Chiarito ciò, possiamo quindi affermare che in generale elemento imprescindibile per l’applicazione di quanto disposto
da una convenzione internazionale è che vi sia una controversia riguardante la diversa legislazione tra due paesi.
Pertanto, ritornando al trust, si ha che la convenzione che l’Italia ha firmato si può applicare solo se tra disponente e
beneficiario vi è una diversa nazionalità (pur essendo entrambi cittadini europei), e in particolare se uno di essi
appartiene a uno stato il cui ordinamento giuridico ammette il trust, o se pur avendo la stessa nazionalità il trust ha
oggetto un bene/patrimonio che si trovi in un altro paese europeo in cui è ammesso il trust.
Dunque occorreva necessariamente una convenzione internazionale per risolvere i conflitti di legge che vi sono tra paesi
con ordinamenti giuridici “no” trust e paesi “pro” trust. Ciò detto, elemento indefettibile dell’applicazione delle
convenzioni è che vi sia una diversa nazionalità tra disponente e beneficiario o che il bene/patrimonio si trovi in un altro
paese europeo a favore del trust (in ambo le due ipotesi si parla di trust esterno).
In conclusione, quindi, il nostro ordinamento, nel rispetto della citata convenzione firmata dall’Italia, ammette solo il
trust esterno poiché tale trust, pur violando i principi del nostro ordinamento è ammissibile in quanto prevale quanto
prevale quanto disposto dalla convenzione internazionale (in quanto gerarchicamente sovraordinata: ricorda il discorso
sulla gerarchia delle fonti fatto alla prima lezione).
Quello che non può essere ammesso nel nostro ordinamento è solo il trust interno, ossia quel trust che coinvolge solo
soggetti italiani e che ha ad oggetto un bene/patrimonio situato in Italia. Infatti, per tale tipo di trust manca l’elemento
di internazionalità che è elemento necessario per applicare quanto previsto dalla convezione firmata dall’Italia e quindi
per giustificare l’applicazione di tale trust nel nostro ordinamento.

Il prof prende la convenzione dell’AIA firmata dall’Italia e rimarca che essa contiene tutti gli elementi essenziali che
connotano la struttura del contratto di trust.
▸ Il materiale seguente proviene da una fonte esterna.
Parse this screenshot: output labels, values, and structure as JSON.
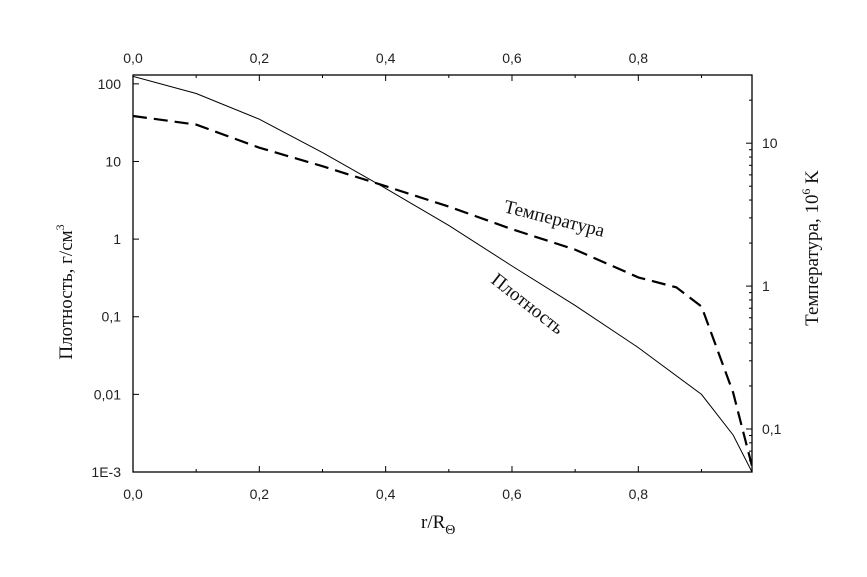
{
  "chart_data": {
    "type": "line",
    "x": {
      "label": "r/R",
      "label_subscript": "Θ",
      "range": [
        0.0,
        0.98
      ],
      "ticks": [
        0.0,
        0.2,
        0.4,
        0.6,
        0.8
      ],
      "tick_labels": [
        "0,0",
        "0,2",
        "0,4",
        "0,6",
        "0,8"
      ]
    },
    "y_left": {
      "label": "Плотность, г/см",
      "label_superscript": "3",
      "scale": "log",
      "range": [
        0.001,
        130
      ],
      "ticks": [
        0.001,
        0.01,
        0.1,
        1,
        10,
        100
      ],
      "tick_labels": [
        "1E-3",
        "0,01",
        "0,1",
        "1",
        "10",
        "100"
      ]
    },
    "y_right": {
      "label_pre": "Температура, 10",
      "label_superscript": "6",
      "label_post": " K",
      "scale": "log",
      "range": [
        0.05,
        30
      ],
      "ticks": [
        0.1,
        1,
        10
      ],
      "tick_labels": [
        "0,1",
        "1",
        "10"
      ]
    },
    "series": [
      {
        "name": "Плотность",
        "axis": "left",
        "style": "solid",
        "color": "#000000",
        "x": [
          0.0,
          0.1,
          0.2,
          0.3,
          0.4,
          0.5,
          0.6,
          0.7,
          0.8,
          0.9,
          0.95,
          0.98
        ],
        "y": [
          125,
          75,
          35,
          13,
          4.5,
          1.5,
          0.45,
          0.14,
          0.04,
          0.01,
          0.003,
          0.001
        ]
      },
      {
        "name": "Температура",
        "axis": "right",
        "style": "dashed",
        "color": "#000000",
        "x": [
          0.0,
          0.1,
          0.2,
          0.3,
          0.4,
          0.5,
          0.6,
          0.7,
          0.8,
          0.86,
          0.9,
          0.95,
          0.98
        ],
        "y": [
          15.5,
          13.5,
          9.3,
          6.9,
          5.0,
          3.6,
          2.5,
          1.8,
          1.15,
          0.98,
          0.72,
          0.18,
          0.055
        ]
      }
    ],
    "annotations": [
      {
        "text": "Температура",
        "series": "Температура"
      },
      {
        "text": "Плотность",
        "series": "Плотность"
      }
    ],
    "grid": false,
    "legend": "none"
  }
}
Inoltre sottolinea che alcuni ritengono che il trust interno potrebbe
comunque essere ritenuto ammissibile nel nostro ordinamento perché la convenzione contiene appunto la
descrizione dei connotati del trust; tuttavia precisa che questa è una giustificazione debole poiché come detto la
convenzione si applica solo se vi è l’elemento di internazionalità e nel trust interno esso manca.